Sunday, 13 May 2018

On Translating Homer



In the correspondence that ensued from his recent review in the London Review of Books of three new translations of the Odyssey, Oxford academic Colin Burrow remarks that “one doesn’t have to read beyond the first two lines of William Morris’s verse translation to realise it’s not going to offer much poetical joy (‘Tell me, O Muse, of the Shifty, the man who wandered afar,/After the Holy Burg, Troy-town, he had wasted with war’)” .  I’m not sure how well any of us are equipped to challenge that critical judgment.  Even devoted Morrisisans may well not have read Morris’s 1887 version of Homer, and even if we have, we probably do not possess the mastery of ancient Greek which would let us do a comparison with the original itself.

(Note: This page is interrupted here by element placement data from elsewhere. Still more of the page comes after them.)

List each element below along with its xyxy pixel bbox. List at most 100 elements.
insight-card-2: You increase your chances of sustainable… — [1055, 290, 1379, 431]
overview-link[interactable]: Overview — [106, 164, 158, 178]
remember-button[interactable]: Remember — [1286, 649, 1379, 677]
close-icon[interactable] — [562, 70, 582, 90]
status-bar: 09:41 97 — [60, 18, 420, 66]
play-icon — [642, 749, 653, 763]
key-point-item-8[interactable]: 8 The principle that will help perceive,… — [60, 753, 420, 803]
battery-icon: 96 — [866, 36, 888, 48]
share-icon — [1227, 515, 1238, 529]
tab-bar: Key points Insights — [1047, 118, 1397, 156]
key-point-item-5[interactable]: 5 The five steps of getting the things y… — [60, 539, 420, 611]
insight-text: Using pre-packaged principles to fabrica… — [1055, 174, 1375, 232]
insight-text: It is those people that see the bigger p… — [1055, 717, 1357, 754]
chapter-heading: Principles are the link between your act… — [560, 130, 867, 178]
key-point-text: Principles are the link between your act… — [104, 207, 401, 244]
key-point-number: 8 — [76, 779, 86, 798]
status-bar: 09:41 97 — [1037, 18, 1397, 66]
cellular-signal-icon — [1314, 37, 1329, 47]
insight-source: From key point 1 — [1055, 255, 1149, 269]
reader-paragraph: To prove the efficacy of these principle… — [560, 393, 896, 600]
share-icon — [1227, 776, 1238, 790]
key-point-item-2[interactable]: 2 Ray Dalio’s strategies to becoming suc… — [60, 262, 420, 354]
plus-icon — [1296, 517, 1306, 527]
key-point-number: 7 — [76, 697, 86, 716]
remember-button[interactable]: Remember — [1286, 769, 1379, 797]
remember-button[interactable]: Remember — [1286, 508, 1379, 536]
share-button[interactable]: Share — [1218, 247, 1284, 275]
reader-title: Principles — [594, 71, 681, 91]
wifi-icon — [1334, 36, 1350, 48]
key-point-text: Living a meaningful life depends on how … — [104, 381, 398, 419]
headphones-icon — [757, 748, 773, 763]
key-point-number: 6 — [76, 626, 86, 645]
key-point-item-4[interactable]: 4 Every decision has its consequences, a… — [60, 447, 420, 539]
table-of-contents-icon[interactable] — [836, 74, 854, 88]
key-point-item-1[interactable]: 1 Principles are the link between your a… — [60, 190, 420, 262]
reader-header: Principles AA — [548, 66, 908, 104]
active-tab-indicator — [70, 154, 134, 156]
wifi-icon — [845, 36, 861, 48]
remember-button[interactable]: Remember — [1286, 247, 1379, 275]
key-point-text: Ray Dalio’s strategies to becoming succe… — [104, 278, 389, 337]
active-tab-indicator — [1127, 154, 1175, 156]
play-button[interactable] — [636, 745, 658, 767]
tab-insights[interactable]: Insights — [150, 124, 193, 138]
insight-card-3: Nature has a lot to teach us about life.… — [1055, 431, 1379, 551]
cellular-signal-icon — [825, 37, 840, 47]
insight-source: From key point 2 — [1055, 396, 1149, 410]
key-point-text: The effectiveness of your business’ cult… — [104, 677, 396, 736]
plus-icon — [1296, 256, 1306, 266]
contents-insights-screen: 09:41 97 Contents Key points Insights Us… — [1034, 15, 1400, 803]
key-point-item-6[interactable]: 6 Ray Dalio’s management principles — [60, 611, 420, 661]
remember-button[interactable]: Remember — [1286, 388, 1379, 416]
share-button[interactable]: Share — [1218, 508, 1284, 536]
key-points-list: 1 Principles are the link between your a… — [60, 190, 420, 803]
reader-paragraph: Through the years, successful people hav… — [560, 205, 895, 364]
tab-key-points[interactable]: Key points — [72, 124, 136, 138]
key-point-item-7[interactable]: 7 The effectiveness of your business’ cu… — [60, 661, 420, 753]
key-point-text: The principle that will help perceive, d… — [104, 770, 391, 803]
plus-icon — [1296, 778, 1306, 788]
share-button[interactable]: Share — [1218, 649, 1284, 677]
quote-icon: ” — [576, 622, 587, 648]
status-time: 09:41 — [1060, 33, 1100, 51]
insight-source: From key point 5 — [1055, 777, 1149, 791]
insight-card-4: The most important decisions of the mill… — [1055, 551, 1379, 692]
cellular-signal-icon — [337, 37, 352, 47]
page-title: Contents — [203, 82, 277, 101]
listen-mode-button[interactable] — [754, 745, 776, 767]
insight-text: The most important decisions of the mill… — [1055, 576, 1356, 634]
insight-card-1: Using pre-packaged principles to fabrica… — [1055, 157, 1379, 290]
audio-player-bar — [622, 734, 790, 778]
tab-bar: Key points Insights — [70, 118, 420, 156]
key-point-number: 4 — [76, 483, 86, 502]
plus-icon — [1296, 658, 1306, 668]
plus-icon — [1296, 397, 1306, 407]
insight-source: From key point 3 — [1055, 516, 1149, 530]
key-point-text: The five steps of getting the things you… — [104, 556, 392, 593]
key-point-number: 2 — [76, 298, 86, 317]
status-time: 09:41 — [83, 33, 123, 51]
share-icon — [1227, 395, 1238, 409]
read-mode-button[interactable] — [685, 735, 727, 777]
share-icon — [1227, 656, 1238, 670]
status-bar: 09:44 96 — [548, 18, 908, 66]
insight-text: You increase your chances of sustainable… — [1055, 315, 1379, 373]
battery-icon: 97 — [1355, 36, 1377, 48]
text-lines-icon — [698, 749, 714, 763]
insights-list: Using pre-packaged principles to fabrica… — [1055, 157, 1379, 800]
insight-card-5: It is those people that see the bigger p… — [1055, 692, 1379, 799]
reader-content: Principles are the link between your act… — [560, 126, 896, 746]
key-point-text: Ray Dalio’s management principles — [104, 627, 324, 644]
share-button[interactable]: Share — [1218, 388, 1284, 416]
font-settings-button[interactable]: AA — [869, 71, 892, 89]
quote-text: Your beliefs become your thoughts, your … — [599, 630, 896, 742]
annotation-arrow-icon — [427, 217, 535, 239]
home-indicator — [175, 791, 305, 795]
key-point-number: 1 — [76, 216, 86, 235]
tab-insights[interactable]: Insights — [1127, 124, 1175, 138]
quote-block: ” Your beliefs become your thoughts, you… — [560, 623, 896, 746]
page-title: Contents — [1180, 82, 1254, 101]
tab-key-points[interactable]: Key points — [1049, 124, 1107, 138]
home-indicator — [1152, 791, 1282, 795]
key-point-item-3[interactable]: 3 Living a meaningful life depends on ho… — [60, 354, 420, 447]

So we perhaps have to turn to older and better equipped commentators for some help here.  One looks first to J.W. Mackail, as always, but he doesn’t give us much comfort, since in his view Morris’s Odyssey chiefly demonstrates a “disparity between the original and the method of rendering”, which in this case is the anapaestic meter of Sigurd the Volsung.  Half a century later, Geoffrey B. Riddenhough, who wrote learnedly about several Morris translations, notes that in the Homer version Morris ‘once more … reveals his curious hatred of the Latin element in the English language, a feeling which he allows to falsify his translation”.


So far, so bad, then; and Colin Burrow’s judgement would appear to be in the ascendant.  So we must turn instead to Oscar Wilde who reviewed the two volumes of Morris’s Homer as they came out with gusto: “of all our English translations this is the most perfect and the most satisfying”.  Or, twenty-seven years later, there is A. Clutton Brock’s little book on Morris where, though conceding that the translation is “rough and odd at times”, he insists that Morris “has kept the momentum and excitement of the story better than any other translator … it is as near to Homer as we are likely to get until another master of narrative poetry as great as Morris chooses to spend some years of his life upon a translation”.  These assessments should be enough stimulus to us, surely, after the BBC’s recent gripping mini-series on Troy: the Fall of a City, to turn to Morris’s Odyssey to follow up the character – admirably played by actor Joseph Mawle - who was far and away the most intriguing figure in the BBC version.